A joint paper by the CRL and the Institute of Robotics and Process Control at the Technische Universität in Braunschweig, Germany has recently been published. This marks an important step in research that had begun 3 years ago, in 2017.
This paper was published on the 29th of October 2020 by the Institute of Electrical and Electronics Engineers (IEEE) in their journal, IEEE Transactions on Medical Robotics and Bionics.
The CRL’s Jessica Burgner-Kahrs and Sven Lilge collaborated with Heiko Donat and Jochen J. Steil on research to estimate external forces applied to the tip of a concentric tube continuum robot (a robot consisting of pre-curved concentrically nested tubes) .
This was made possible through data sets provided by the CRL and the use of an artificial intelligence known as the Deep Direct Cascade Learning (DDCL), which was the German Lab’s specialty. The DDLC network used the dataset to analyze the change in shape that the robot underwent when external forces were applied to it. With this information, the network was able to estimate the quantity of the external forces.
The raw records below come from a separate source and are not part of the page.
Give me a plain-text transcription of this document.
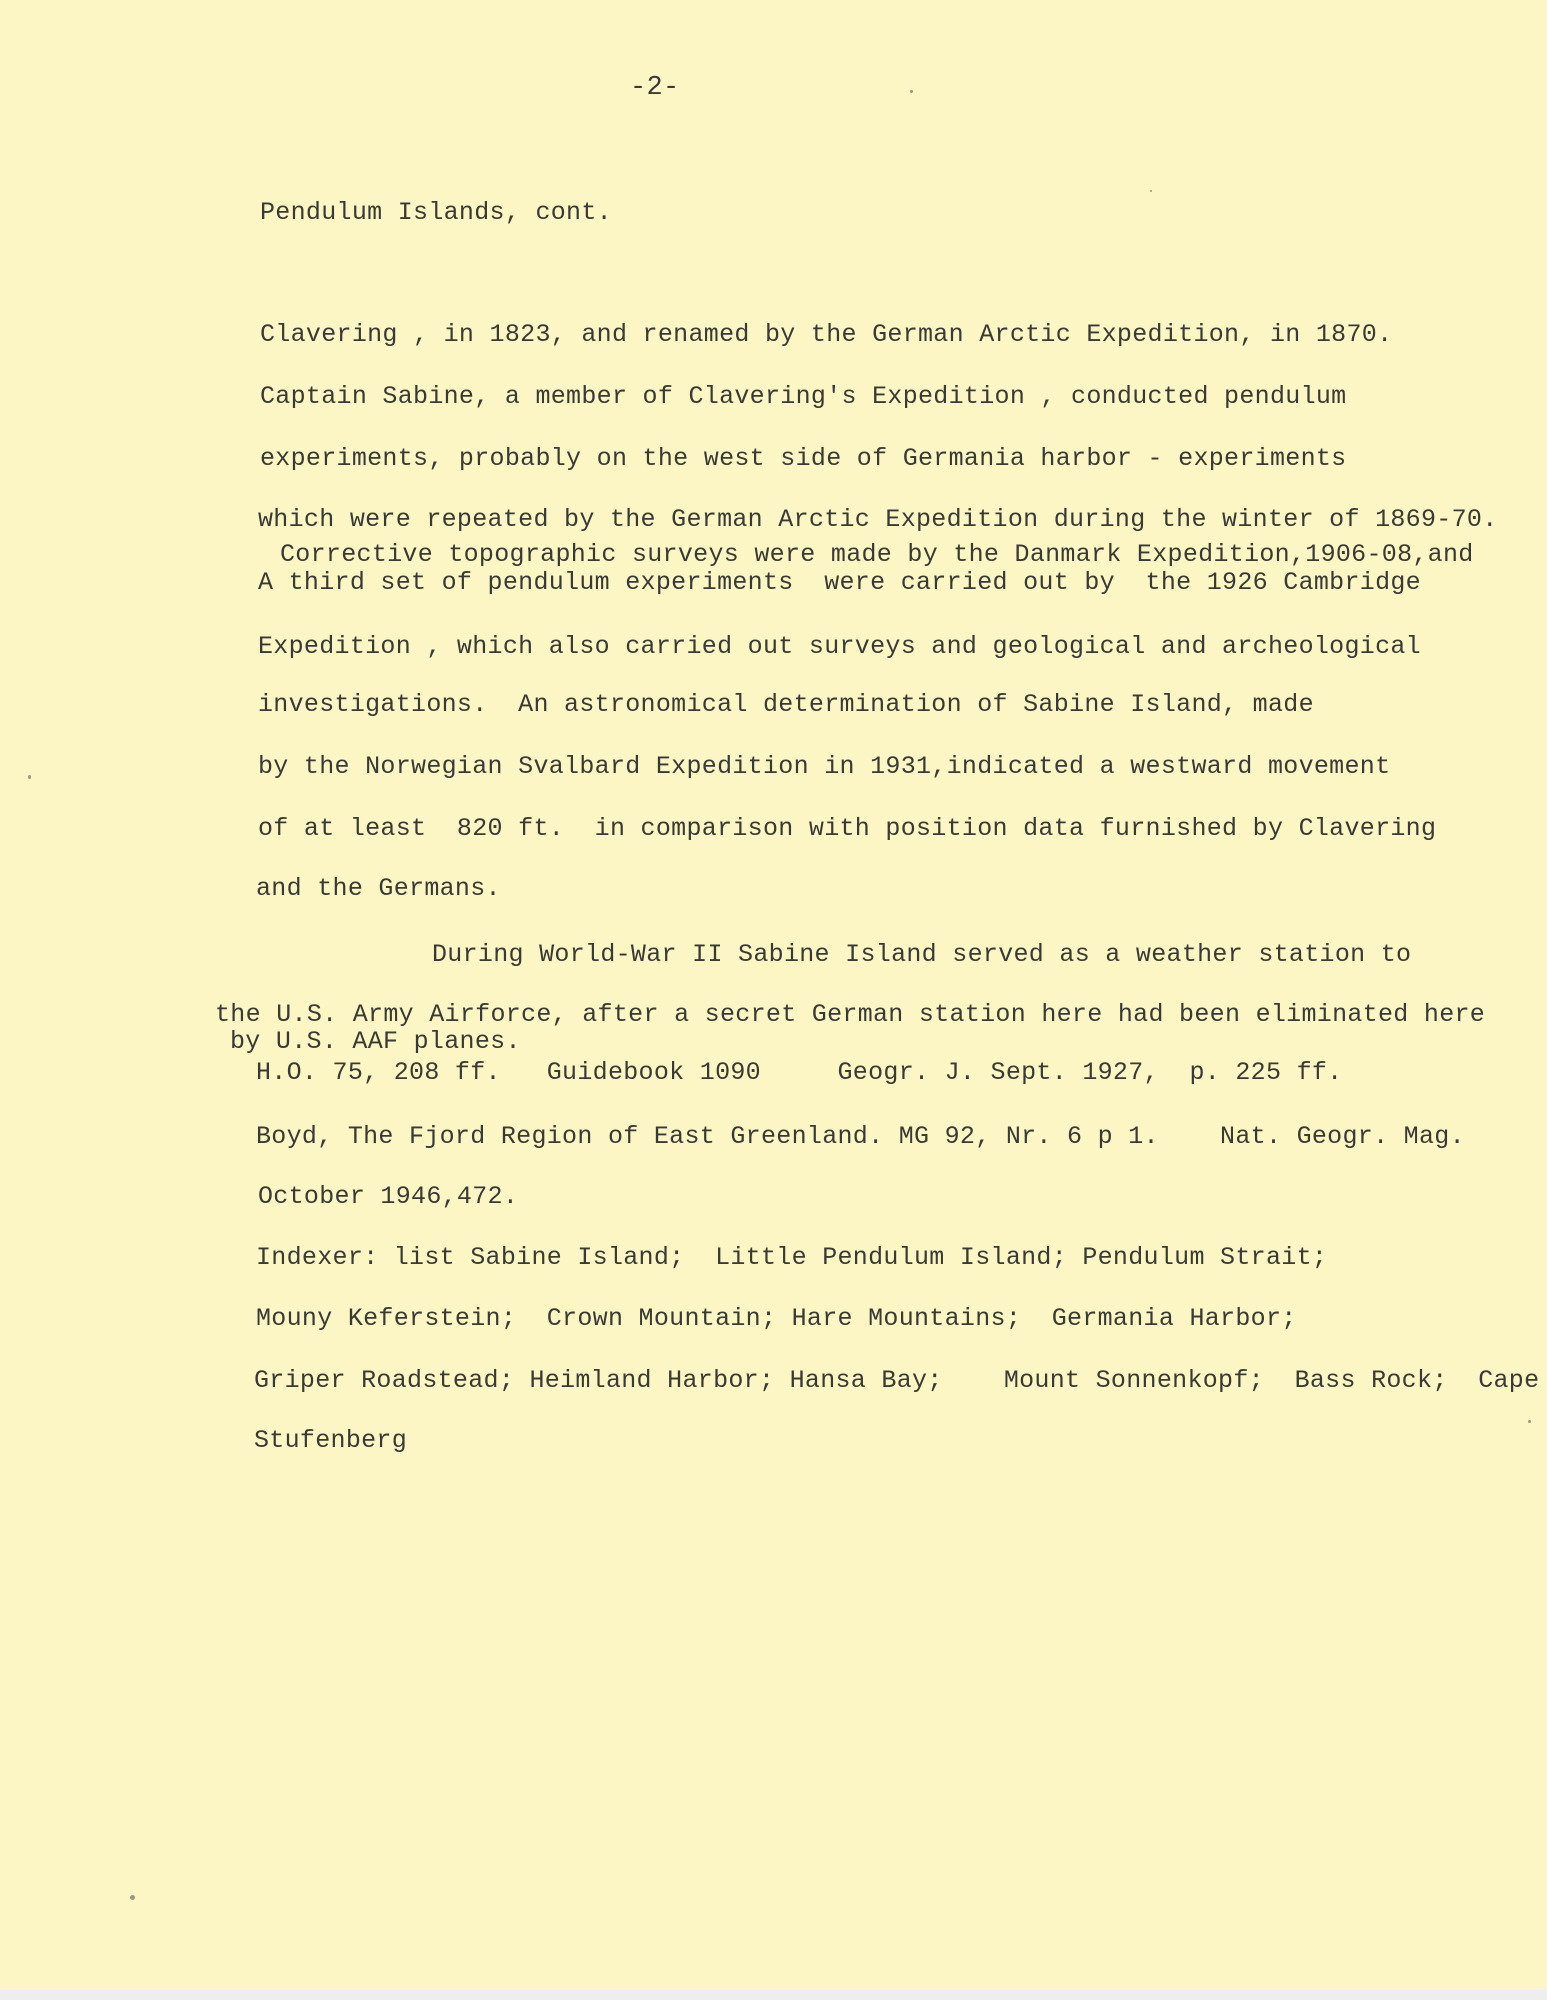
-2-
Pendulum Islands, cont.
Clavering , in 1823, and renamed by the German Arctic Expedition, in 1870.
Captain Sabine, a member of Clavering's Expedition , conducted pendulum
experiments, probably on the west side of Germania harbor - experiments
which were repeated by the German Arctic Expedition during the winter of 1869-70.
Corrective topographic surveys were made by the Danmark Expedition,1906-08,and
A third set of pendulum experiments  were carried out by  the 1926 Cambridge
Expedition , which also carried out surveys and geological and archeological
investigations.  An astronomical determination of Sabine Island, made
by the Norwegian Svalbard Expedition in 1931,indicated a westward movement
of at least  820 ft.  in comparison with position data furnished by Clavering
and the Germans.
During World-War II Sabine Island served as a weather station to
the U.S. Army Airforce, after a secret German station here had been eliminated here
by U.S. AAF planes.
H.O. 75, 208 ff.   Guidebook 1090     Geogr. J. Sept. 1927,  p. 225 ff.
Boyd, The Fjord Region of East Greenland. MG 92, Nr. 6 p 1.    Nat. Geogr. Mag.
October 1946,472.
Indexer: list Sabine Island;  Little Pendulum Island; Pendulum Strait;
Mouny Keferstein;  Crown Mountain; Hare Mountains;  Germania Harbor;
Griper Roadstead; Heimland Harbor; Hansa Bay;    Mount Sonnenkopf;  Bass Rock;  Cape
Stufenberg
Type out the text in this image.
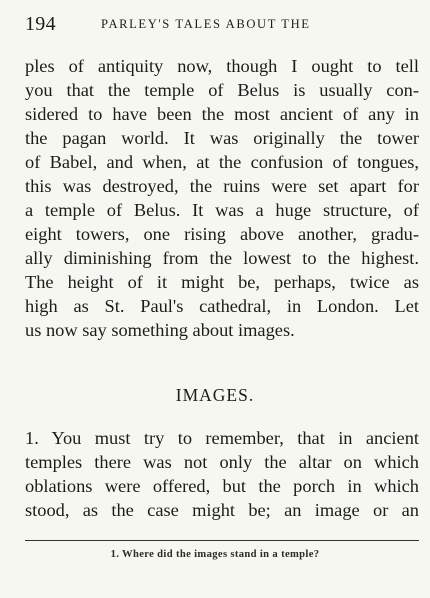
194	PARLEY'S TALES ABOUT THE
ples of antiquity now, though I ought to tell
you that the temple of Belus is usually con-
sidered to have been the most ancient of any in
the pagan world. It was originally the tower
of Babel, and when, at the confusion of tongues,
this was destroyed, the ruins were set apart for
a temple of Belus. It was a huge structure, of
eight towers, one rising above another, gradu-
ally diminishing from the lowest to the highest.
The height of it might be, perhaps, twice as
high as St. Paul's cathedral, in London. Let
us now say something about images.
IMAGES.
1. You must try to remember, that in ancient
temples there was not only the altar on which
oblations were offered, but the porch in which
stood, as the case might be; an image or an
1. Where did the images stand in a temple?
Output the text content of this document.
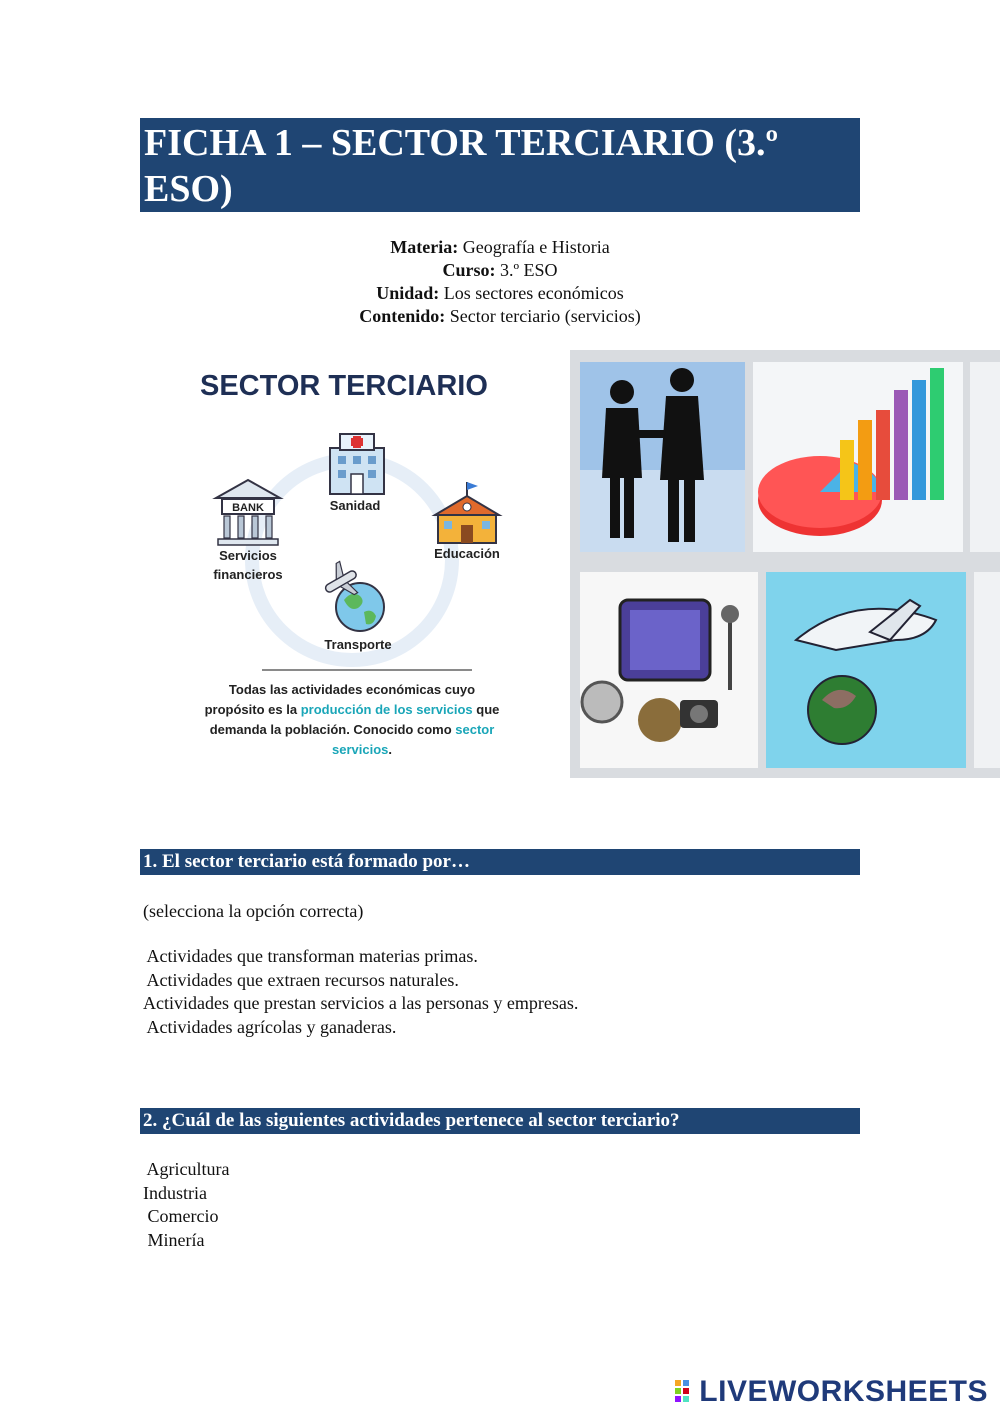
FICHA 1 – SECTOR TERCIARIO (3.º
ESO)
Materia: Geografía e Historia
Curso: 3.º ESO
Unidad: Los sectores económicos
Contenido: Sector terciario (servicios)
SECTOR TERCIARIO
Sanidad
BANK
Servicios
financieros
Educación
Transporte
Todas las actividades económicas cuyo
propósito es la producción de los servicios que
demanda la población. Conocido como sector
servicios.
1. El sector terciario está formado por…
(selecciona la opción correcta)
Actividades que transforman materias primas.
Actividades que extraen recursos naturales.
Actividades que prestan servicios a las personas y empresas.
Actividades agrícolas y ganaderas.
2. ¿Cuál de las siguientes actividades pertenece al sector terciario?
Agricultura
Industria
Comercio
Minería
LIVEWORKSHEETS
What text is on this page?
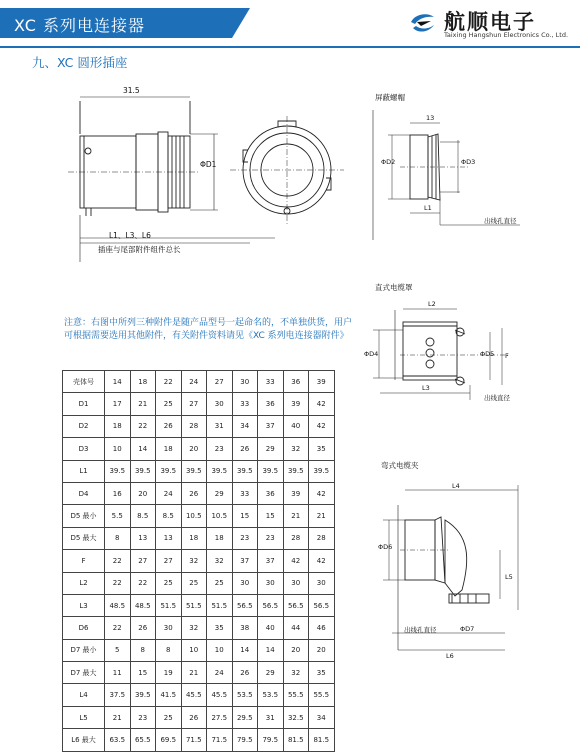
XC 系列电连接器	航顺电子
Taixing Hangshun Electronics Co., Ltd.
九、XC 圆形插座
31.5
ΦD1
L1、L3、L6
插座与尾部附件组件总长
屏蔽螺帽
13
ΦD2	ΦD3
L1
出线孔直径
直式电缆罩
L2
ΦD4	ΦD5 F
L3
出线直径
弯式电缆夹
L4
ΦD6
L5
出线孔直径	ΦD7
L6
注意：右图中所列三种附件是随产品型号一起命名的，不单独供货，用户可根据需要选用其他附件，有关附件资料请见《XC 系列电连接器附件》
壳体号	14	18	22	24	27	30	33	36	39
D1	17	21	25	27	30	33	36	39	42
D2	18	22	26	28	31	34	37	40	42
D3	10	14	18	20	23	26	29	32	35
L1	39.5	39.5	39.5	39.5	39.5	39.5	39.5	39.5	39.5
D4	16	20	24	26	29	33	36	39	42
D5 最小	5.5	8.5	8.5	10.5	10.5	15	15	21	21
D5 最大	8	13	13	18	18	23	23	28	28
F	22	27	27	32	32	37	37	42	42
L2	22	22	25	25	25	30	30	30	30
L3	48.5	48.5	51.5	51.5	51.5	56.5	56.5	56.5	56.5
D6	22	26	30	32	35	38	40	44	46
D7 最小	5	8	8	10	10	14	14	20	20
D7 最大	11	15	19	21	24	26	29	32	35
L4	37.5	39.5	41.5	45.5	45.5	53.5	53.5	55.5	55.5
L5	21	23	25	26	27.5	29.5	31	32.5	34
L6 最大	63.5	65.5	69.5	71.5	71.5	79.5	79.5	81.5	81.5
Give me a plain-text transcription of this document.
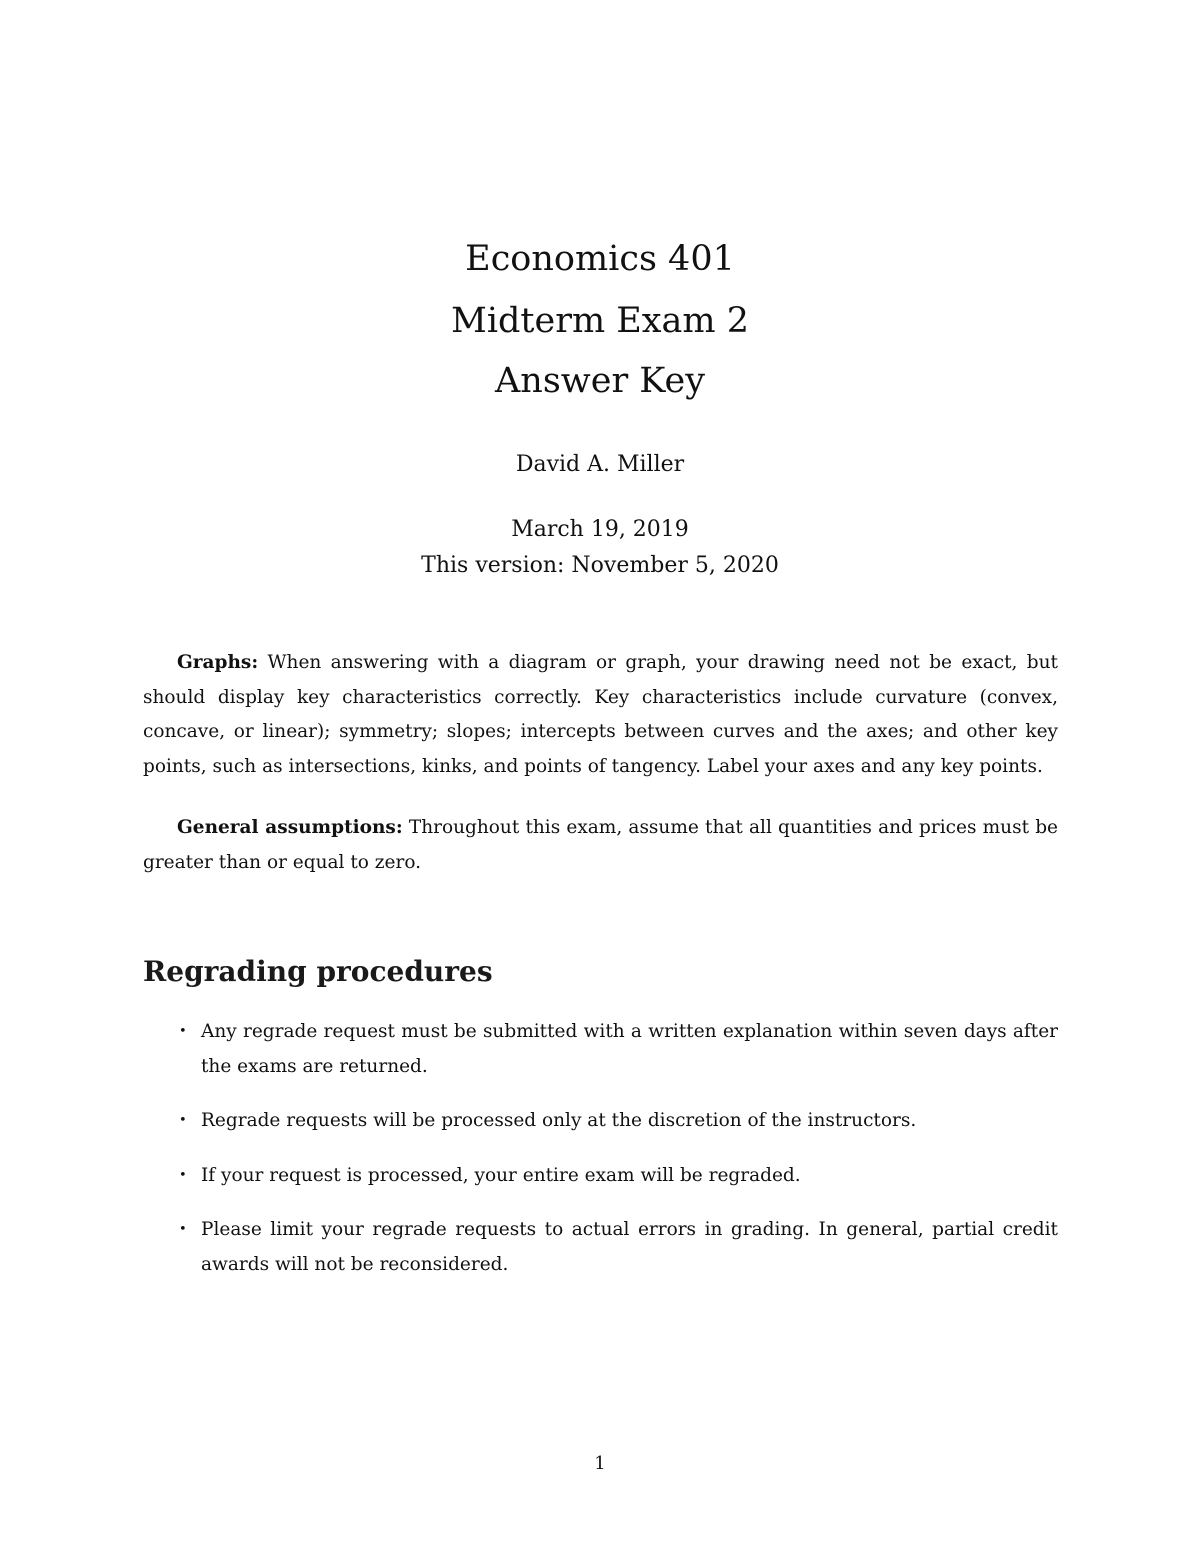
Economics 401
Midterm Exam 2
Answer Key

David A. Miller

March 19, 2019

This version: November 5, 2020

Graphs: When answering with a diagram or graph, your drawing need not be exact, but should display key characteristics correctly. Key characteristics include curvature (convex, concave, or linear); symmetry; slopes; intercepts between curves and the axes; and other key points, such as intersections, kinks, and points of tangency. Label your axes and any key points.

General assumptions: Throughout this exam, assume that all quantities and prices must be greater than or equal to zero.

Regrading procedures
• Any regrade request must be submitted with a written explanation within seven days after the exams are returned.
• Regrade requests will be processed only at the discretion of the instructors.
• If your request is processed, your entire exam will be regraded.
• Please limit your regrade requests to actual errors in grading. In general, partial credit awards will not be reconsidered.

1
The results were promising with the estimations being accurate on smaller scales but becoming less reliable with more complex machines.
This has implications for many situations that continuum robots can be used in, such as, in surgery and in tight-space rescue operations where external forces both on the robot and on its environment can mean the difference between success and failure. With this article and further research, we’re getting closer to continuum robots being very reliable in situations that require extreme precision and care.